Mondego / SourcererCC

Sourcerer's Code Clone project
GNU General Public License v3.0
206 stars 69 forks source link

Failed to run block-level tokenizer #54

Closed Coppelian closed 2 years ago

Coppelian commented 2 years ago

I set up a python 3.7 environment using conda and followed requirements.txt to set it up. I used the test-env and set config.ini to python. But I failed to run the block-level tokenizer. I kept getting warning:
join() argument must be str or bytes, not 'ZipInfo'

The output looks like this:

GO
'zipblocks'format
*** Starting priority projects...
*** Starting regular projects...
Starting new process 0
*** No more projects to process.
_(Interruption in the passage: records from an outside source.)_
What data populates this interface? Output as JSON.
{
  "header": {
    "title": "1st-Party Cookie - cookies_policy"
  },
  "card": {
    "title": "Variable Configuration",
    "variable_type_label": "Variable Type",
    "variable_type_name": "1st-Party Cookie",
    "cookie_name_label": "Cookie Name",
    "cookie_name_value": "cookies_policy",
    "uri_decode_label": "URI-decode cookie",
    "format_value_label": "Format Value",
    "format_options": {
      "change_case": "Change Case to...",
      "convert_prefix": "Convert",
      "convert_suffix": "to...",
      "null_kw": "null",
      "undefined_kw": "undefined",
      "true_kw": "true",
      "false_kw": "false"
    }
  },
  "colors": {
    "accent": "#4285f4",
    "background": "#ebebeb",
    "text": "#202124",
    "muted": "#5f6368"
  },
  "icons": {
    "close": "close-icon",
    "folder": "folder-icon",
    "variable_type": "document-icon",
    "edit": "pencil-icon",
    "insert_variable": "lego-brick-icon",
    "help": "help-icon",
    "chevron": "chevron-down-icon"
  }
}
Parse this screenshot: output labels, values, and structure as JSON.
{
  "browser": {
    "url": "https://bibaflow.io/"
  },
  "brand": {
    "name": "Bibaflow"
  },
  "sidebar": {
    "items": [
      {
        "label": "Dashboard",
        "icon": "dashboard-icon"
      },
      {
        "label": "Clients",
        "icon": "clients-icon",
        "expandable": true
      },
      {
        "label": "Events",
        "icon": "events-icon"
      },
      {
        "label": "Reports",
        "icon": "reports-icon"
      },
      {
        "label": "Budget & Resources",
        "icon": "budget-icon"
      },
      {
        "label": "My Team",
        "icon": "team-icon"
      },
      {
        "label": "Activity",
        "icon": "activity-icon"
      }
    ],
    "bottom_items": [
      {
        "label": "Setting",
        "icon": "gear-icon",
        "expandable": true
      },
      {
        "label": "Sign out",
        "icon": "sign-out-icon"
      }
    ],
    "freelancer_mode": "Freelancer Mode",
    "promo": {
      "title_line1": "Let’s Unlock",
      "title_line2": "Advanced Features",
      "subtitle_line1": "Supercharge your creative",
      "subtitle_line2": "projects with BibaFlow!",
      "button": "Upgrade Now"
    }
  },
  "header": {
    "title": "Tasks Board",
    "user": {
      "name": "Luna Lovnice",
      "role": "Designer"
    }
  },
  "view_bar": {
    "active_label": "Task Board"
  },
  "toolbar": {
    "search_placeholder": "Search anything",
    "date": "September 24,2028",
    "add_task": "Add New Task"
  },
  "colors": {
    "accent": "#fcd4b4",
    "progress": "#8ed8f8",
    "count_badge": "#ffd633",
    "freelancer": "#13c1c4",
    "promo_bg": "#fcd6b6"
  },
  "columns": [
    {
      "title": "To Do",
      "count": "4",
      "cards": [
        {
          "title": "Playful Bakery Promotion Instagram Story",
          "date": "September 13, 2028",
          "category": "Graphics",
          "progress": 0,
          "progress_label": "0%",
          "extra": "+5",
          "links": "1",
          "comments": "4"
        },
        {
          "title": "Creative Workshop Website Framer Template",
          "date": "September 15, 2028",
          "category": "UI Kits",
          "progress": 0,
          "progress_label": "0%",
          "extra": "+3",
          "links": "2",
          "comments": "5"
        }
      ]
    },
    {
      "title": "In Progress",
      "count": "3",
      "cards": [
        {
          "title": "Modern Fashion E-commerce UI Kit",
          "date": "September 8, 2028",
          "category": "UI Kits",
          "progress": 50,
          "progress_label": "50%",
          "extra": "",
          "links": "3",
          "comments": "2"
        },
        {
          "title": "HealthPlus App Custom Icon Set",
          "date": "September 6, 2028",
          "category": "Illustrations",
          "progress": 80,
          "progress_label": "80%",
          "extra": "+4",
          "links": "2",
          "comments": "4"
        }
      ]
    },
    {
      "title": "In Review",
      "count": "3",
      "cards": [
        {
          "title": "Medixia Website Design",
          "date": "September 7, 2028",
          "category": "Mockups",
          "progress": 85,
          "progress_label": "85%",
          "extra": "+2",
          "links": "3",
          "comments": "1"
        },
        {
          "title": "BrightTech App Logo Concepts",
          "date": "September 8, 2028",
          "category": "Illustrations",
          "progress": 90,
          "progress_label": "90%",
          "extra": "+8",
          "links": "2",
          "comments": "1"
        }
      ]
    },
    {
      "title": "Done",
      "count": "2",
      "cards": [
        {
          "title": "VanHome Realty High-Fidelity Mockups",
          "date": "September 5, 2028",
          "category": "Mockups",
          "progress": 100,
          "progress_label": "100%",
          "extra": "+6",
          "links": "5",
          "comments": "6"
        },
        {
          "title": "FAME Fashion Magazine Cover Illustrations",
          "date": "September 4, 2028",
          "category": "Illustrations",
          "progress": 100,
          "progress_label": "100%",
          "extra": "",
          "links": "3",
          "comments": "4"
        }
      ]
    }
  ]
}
Waiting for children to finish...
GO
[INFO] (MainThread) Process 0 starting
[INFO] (MainThread) Starting zip project <11,test-env/2Shirt-SpellBurner.zip> (process 0)
[INFO] (MainThread) Attempting to process_zip_ball test-env/2Shirt-SpellBurner.zip
[INFO] (MainThread) Successfully ran process_zip_ball test-env/2Shirt-SpellBurner.zip
[INFO] (MainThread) Project finished <11,test-env/2Shirt-SpellBurner.zip> (process 0)
[INFO] (MainThread)  (0): Total: 0:00:00.001971micros | Zip: 0 Read: 0 Separators: 0micros Tokens: 0micros Write: 0micros Hash: 0 regex: 0
[INFO] (MainThread) Starting zip project <12,test-env/2xyo-indicator-ip.zip> (process 0)
[INFO] (MainThread) Attempting to process_zip_ball test-env/2xyo-indicator-ip.zip
[INFO] (MainThread) Attempting to process_file_contents test-env/2xyo-indicator-ip.zip\indicator-ip-master/test.py
[WARNING] (MainThread) Unable to open zip on <test-env/2xyo-indicator-ip.zip> (process 0)
[WARNING] (MainThread) join() argument must be str or bytes, not 'ZipInfo'
[INFO] (MainThread) Project finished <12,test-env/2xyo-indicator-ip.zip> (process 0)
[INFO] (MainThread)  (0): Total: 0:00:00.002480micros | Zip: -1 Read: -1 Separators: -1micros Tokens: -1micros Write: -1micros Hash: -1 regex: -1
[INFO] (MainThread) Starting zip project <13,test-env/3demax-Take-a-break.zip> (process 0)
[INFO] (MainThread) Attempting to process_zip_ball test-env/3demax-Take-a-break.zip
[INFO] (MainThread) Attempting to process_file_contents test-env/3demax-Take-a-break.zip\Take-a-break-master/examples/appmenu.py
[WARNING] (MainThread) Unable to open zip on <test-env/3demax-Take-a-break.zip> (process 0)
[WARNING] (MainThread) join() argument must be str or bytes, not 'ZipInfo'
[INFO] (MainThread) Project finished <13,test-env/3demax-Take-a-break.zip> (process 0)
[INFO] (MainThread)  (0): Total: 0:00:00.002480micros | Zip: -1 Read: -1 Separators: -1micros Tokens: -1micros Write: -1micros Hash: -1 regex: -1
[INFO] (MainThread) Process 0 finished. 2 files in 0s.
Process 0 finished, 2 files processed (3000002). Current total: 2
*** All done. 2 files in 0:00:00.145329

I even used diff.txt. I know that's not the solution. Is there someone who have met the same problem like me?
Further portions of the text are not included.